The woman straightened along with Sam, taller than her by half a head. “The fuck you were. You weren’t invited in there, and don’t tell me he did, ’cause he’s a kid and you know better. You get the hell off my property.”

“You Karen Putnam, ma’am?”

“You’re damn right I am, and you’re trespassing.”

“I’m Samantha Martens, of the Vermont Bureau of Investigation, and I’d like to ask you a couple of questions.”

Putnam reached out to push Sam’s shoulder toward her car, but Sam caught the hand and held it in midair, halfway between merely stopping it in motion and swinging it around to throw the taller woman into an arm lock.

“Do not touch me, Mrs. Putnam,” Sam warned her.

The hand was yanked back, as if from a hot stove.

“I don’t want to even look at you, bitch. Now get the fuck away from here.
NOW
,” she shouted.

In the corner of her eye, Sam saw Richard taking this all in, his expression tight and edgy. One of his hands was unconsciously scratching at the dirt, like a nervous animal’s.

Sam kept her voice calm. “Mrs. Putnam. I am investigating a homicide . . .”

But Putnam cut her off. “I know all about that—Wayne. It was on the radio. Who gives a shit about that shitbird?”

“You knew him, then?”

Putnam gave her a withering stare. “Well, you’re here, for God’s sake. What do you think? Or are you just crawling under every trailer in town, hoping to get lucky?”

She distractedly finger-combed her long, tangled hair, glanced down at her son, and snarled, “Get out of my sight, Ricky.

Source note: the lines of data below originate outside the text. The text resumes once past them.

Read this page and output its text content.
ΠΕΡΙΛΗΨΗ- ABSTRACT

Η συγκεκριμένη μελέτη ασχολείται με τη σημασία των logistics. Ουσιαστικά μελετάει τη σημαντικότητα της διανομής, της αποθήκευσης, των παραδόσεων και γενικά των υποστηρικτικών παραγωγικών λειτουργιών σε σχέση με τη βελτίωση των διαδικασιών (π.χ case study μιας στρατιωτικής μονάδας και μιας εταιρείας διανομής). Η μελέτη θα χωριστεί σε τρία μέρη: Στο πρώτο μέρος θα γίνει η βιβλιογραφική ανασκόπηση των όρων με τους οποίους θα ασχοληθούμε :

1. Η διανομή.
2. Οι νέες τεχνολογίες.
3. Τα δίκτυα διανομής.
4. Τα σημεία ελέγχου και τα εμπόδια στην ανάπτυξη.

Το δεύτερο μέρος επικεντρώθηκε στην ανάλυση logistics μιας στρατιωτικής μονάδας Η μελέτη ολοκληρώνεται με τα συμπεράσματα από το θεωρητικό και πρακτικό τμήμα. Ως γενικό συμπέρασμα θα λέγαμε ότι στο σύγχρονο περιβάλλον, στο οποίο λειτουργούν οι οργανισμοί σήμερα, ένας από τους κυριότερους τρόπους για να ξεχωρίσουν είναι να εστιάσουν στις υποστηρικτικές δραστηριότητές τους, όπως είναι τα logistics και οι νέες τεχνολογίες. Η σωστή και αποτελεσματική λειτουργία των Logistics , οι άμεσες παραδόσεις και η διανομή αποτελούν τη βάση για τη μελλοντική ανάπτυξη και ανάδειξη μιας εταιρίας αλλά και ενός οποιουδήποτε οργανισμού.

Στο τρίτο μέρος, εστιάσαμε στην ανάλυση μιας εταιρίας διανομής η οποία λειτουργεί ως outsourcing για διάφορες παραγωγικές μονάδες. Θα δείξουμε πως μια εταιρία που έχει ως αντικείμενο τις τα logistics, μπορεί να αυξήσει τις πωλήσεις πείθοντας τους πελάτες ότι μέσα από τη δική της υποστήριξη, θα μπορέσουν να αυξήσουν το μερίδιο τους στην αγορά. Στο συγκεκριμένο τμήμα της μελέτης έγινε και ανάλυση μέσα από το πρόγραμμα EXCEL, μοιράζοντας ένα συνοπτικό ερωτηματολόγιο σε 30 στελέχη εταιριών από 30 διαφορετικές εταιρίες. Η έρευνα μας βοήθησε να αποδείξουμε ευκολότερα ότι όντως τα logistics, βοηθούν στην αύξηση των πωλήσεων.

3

You and I’ll talk later.”

Richard vanished, pulling the slats tight behind him, reminding Sam of a pet bolting for cover.

Putnam then turned on her, her voice just under the yelling she’d maintained until now. “Okay—you. Don’t get all twitchy now. I won’t touch you. I’m poor, not stupid. And right now, I’m hot and angry. You feel like you have a real deep need to get in my face, I figure you’ll find a way. But I’m going inside now, and you’re not, so have a nice day and fuck off.”

She made an exaggerated show of sidling around where Sam stood, both hands held up as if showing her passiveness, and then swooped down, grabbed her grocery bag, and stamped up the trailer’s steps, slamming the door behind her.

There was a stunned silence for a moment, as if all of Nature took
a breath to recover, before Sam became aware of the two dragonflies again, still darting about aimlessly, along with the distant sound of a lawn mower starting up.

She tucked her chin in slightly, so no one could see her mouth moving from the trailer windows.

“Richard?”

“Yeah?”

“You okay?”

“Yeah. She’s got a mouth on her, doesn’t she?”

Sam let out a snort. “I guess.”

“She’s a good mom, though. She just talks loud.”

“I’m glad to hear it.”

“She knows kids. Grown-ups are something else.”

“I got that part.”

There was a small giggle from the darkness under the trailer.

Sam opened the door to her car. “Take care, Richard. Hope I see you again soon.”

“You, too, Sam.”

Sammie smiled at him, slid in behind the wheel, and slowly drove off.

CHAPTER FOURTEEN

H
ot, ain’t it?”

Lyn turned away from studying the traffic clogging Hammond Street, running the gauntlet between Bangor’s huge airport and a collection of industrial parks, and silently stared at the owner of the voice—a tall, mangy-looking man in jeans and cowboy boots, with tattoos decorating both sinewy arms.

He watched her expression, his smile slowly fading, along with his ambition. He shifted his few purchases from one hand to the other, said, “Have a good evening,” and stepped outside into the gas station parking lot, heading for a semi.